Fehler 4: Falsche Deklaration im Lohnausweis
Pauschalspesen werden unter Ziffer 1 (Bruttolohn) statt unter Ziffer 13.2.1 ausgewiesen. Dadurch fehlt der Nachweis, dass es sich um Spesen handelt, und die Ausgleichskasse erhebt Beiträge auf den gesamten Betrag. Die korrekte Zuordnung im Lohnausweis ist zwingend.
Fehler 5: Genehmigtes Reglement nach Änderung nicht erneut eingereicht
Das Unternehmen passt die Pauschalansätze im Reglement an, reicht die neue Version aber nicht zur erneuten Genehmigung ein. Die Genehmigung bezieht sich auf die eingereichte Fassung – Änderungen ohne Nachgenehmigung können dazu führen, dass die AHV-Befreiung für die geänderten Pauschalen entfällt.
05.Häufige Fragen
Gilt die AHV-Befreiung von Pauschalspesen auch für ALV und BVG?
Ja. ALV, IV und EO verwenden denselben massgebenden Lohn wie die AHV. Sind Pauschalspesen AHV-frei, fallen auch keine ALV-, IV- oder EO-Beiträge an. Beim BVG wirkt sich die Befreiung indirekt aus: Der koordinierte Lohn sinkt nicht, weil die Pauschale gar nicht erst zum massgebenden Jahreslohn zählt.
Was passiert, wenn die AHV-Revision eine Nachzahlung auf Pauschalspesen fordert?
Der Arbeitgeber erhält eine Nachzahlungsverfügung über die gesamten Beiträge (Arbeitgeber- und Arbeitnehmeranteil) plus 5 Prozent Verzugszinsen. Er kann den Arbeitnehmeranteil vom Lohn der betroffenen Mitarbeitenden abziehen, sofern diese noch im Unternehmen sind. Gegen die Verfügung kann innert 30 Tagen Einsprache erhoben werden.
Muss ich das Spesenreglement bei einem Kantonswechsel neu genehmigen lassen?
Ja. Die Genehmigung erfolgt durch die Steuerverwaltung des Sitzkantons. Bei einer Sitzverlegung in einen anderen Kanton muss das Reglement dort neu eingereicht und genehmigt werden. Bis zur neuen Genehmigung besteht das Risiko, dass Pauschalspesen als AHV-pflichtiger Lohn behandelt werden.
Sind Pauschalspesen für Verwaltungsräte ebenfalls AHV-frei?
Grundsätzlich ja, sofern das genehmigte Spesenreglement auch für Verwaltungsräte gilt und die Pauschalen reale Auslagen abdecken. In der Praxis prüfen Ausgleichskassen bei Verwaltungsräten besonders genau, ob die Pauschale nicht eine verdeckte Entschädigung darstellt.

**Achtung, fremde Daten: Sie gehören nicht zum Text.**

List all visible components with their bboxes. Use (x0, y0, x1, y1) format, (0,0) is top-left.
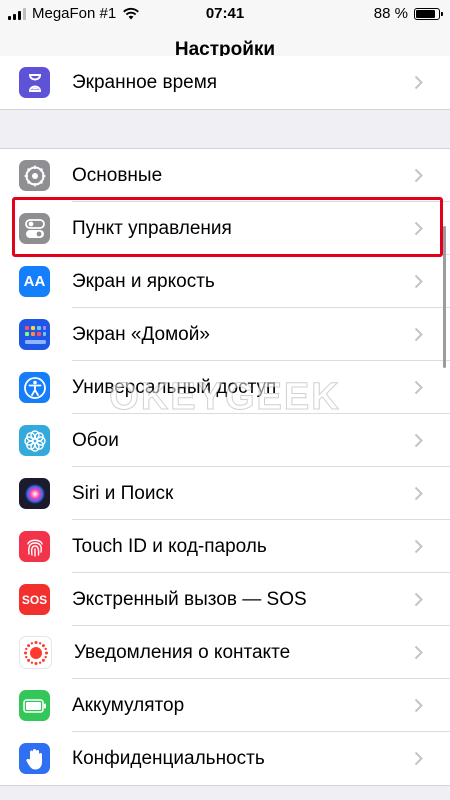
settings-row-label: Универсальный доступ (72, 376, 277, 398)
chevron-right-icon (414, 592, 430, 607)
settings-row[interactable]: SOS Экстренный вызов — SOS (0, 573, 450, 626)
highlight-box (12, 197, 443, 257)
chevron-right-icon (414, 168, 430, 183)
settings-row-label: Siri и Поиск (72, 482, 174, 504)
settings-row-label: Touch ID и код-пароль (72, 535, 267, 557)
status-bar: MegaFon #1 07:41 88 % (0, 0, 450, 28)
hand-icon (19, 743, 50, 774)
chevron-right-icon (414, 486, 430, 501)
settings-row-label: Экранное время (72, 71, 218, 93)
battery-icon (414, 7, 443, 20)
sos-icon: SOS (19, 584, 50, 615)
settings-row[interactable]: Уведомления о контакте (0, 626, 450, 679)
hourglass-icon (19, 67, 50, 98)
settings-row[interactable]: Обои (0, 414, 450, 467)
scroll-indicator[interactable] (443, 226, 446, 368)
chevron-right-icon (414, 433, 430, 448)
accessibility-icon (19, 372, 50, 403)
settings-row-label: Обои (72, 429, 119, 451)
exposure-icon (19, 636, 52, 669)
battery-icon (19, 690, 50, 721)
status-right: 88 % (373, 5, 443, 22)
settings-row[interactable]: AA Экран и яркость (0, 255, 450, 308)
gear-icon (19, 160, 50, 191)
settings-row-label: Конфиденциальность (72, 747, 265, 769)
settings-row[interactable]: Основные (0, 149, 450, 202)
chevron-right-icon (414, 75, 430, 90)
siri-icon (19, 478, 50, 509)
text-size-icon: AA (19, 266, 50, 297)
settings-row-label: Экран «Домой» (72, 323, 210, 345)
settings-row[interactable]: Аккумулятор (0, 679, 450, 732)
flower-icon (19, 425, 50, 456)
chevron-right-icon (414, 380, 430, 395)
settings-row-label: Экстренный вызов — SOS (72, 588, 307, 610)
chevron-right-icon (414, 645, 430, 660)
settings-row[interactable]: Конфиденциальность (0, 732, 450, 785)
battery-percent: 88 % (373, 5, 408, 22)
settings-row[interactable]: Touch ID и код-пароль (0, 520, 450, 573)
chevron-right-icon (414, 698, 430, 713)
chevron-right-icon (414, 751, 430, 766)
chevron-right-icon (414, 327, 430, 342)
fingerprint-icon (19, 531, 50, 562)
settings-row-screen-time[interactable]: Экранное время (0, 56, 450, 109)
chevron-right-icon (414, 539, 430, 554)
settings-row[interactable]: Siri и Поиск (0, 467, 450, 520)
settings-row-label: Экран и яркость (72, 270, 215, 292)
settings-row[interactable]: Универсальный доступ (0, 361, 450, 414)
settings-row-label: Аккумулятор (72, 694, 185, 716)
settings-row[interactable]: Экран «Домой» (0, 308, 450, 361)
chevron-right-icon (414, 274, 430, 289)
settings-group-top: Экранное время (0, 56, 450, 110)
settings-row-label: Уведомления о контакте (74, 641, 291, 663)
settings-row-label: Основные (72, 164, 163, 186)
app-grid-icon (19, 319, 50, 350)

Hohe Pauschalen ohne nachvollziehbaren Auslagenbezug werden häufig als Honorar umqualifiziert.
Kann ich die Kilometerpauschale von CHF 0.75 als Pauschale ohne Einzelnachweis auszahlen?

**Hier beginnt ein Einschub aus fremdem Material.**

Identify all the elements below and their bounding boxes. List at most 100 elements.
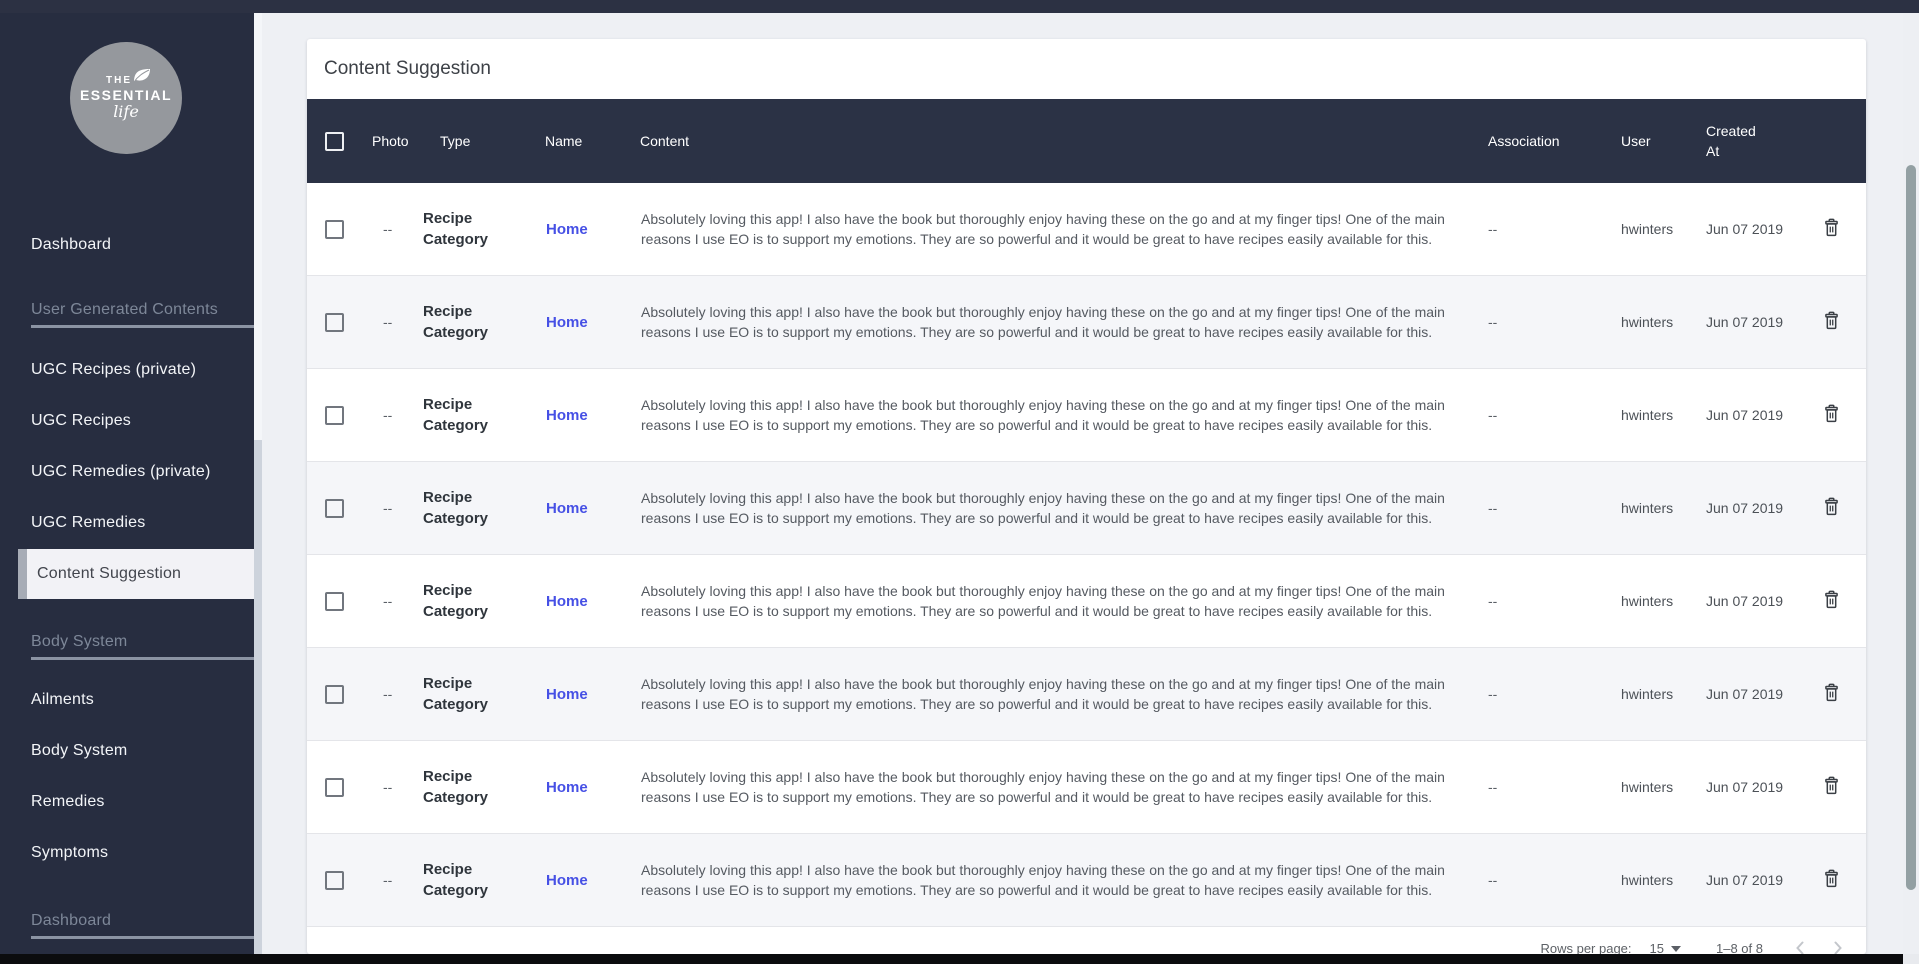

Die Kilometerpauschale von CHF 0.75 pro Kilometer ist ein Ansatz pro gefahrenen Kilometer und setzt einen Nachweis der gefahrenen Strecke voraus – etwa durch ein Fahrtenbuch oder eine Reisekostenabrechnung. Eine fixe monatliche Autopauschale ohne Kilometernachweis ist nur AHV-frei, wenn sie im genehmigten Reglement als solche vorgesehen ist und die ESTV-Ansätze nicht übersteigt.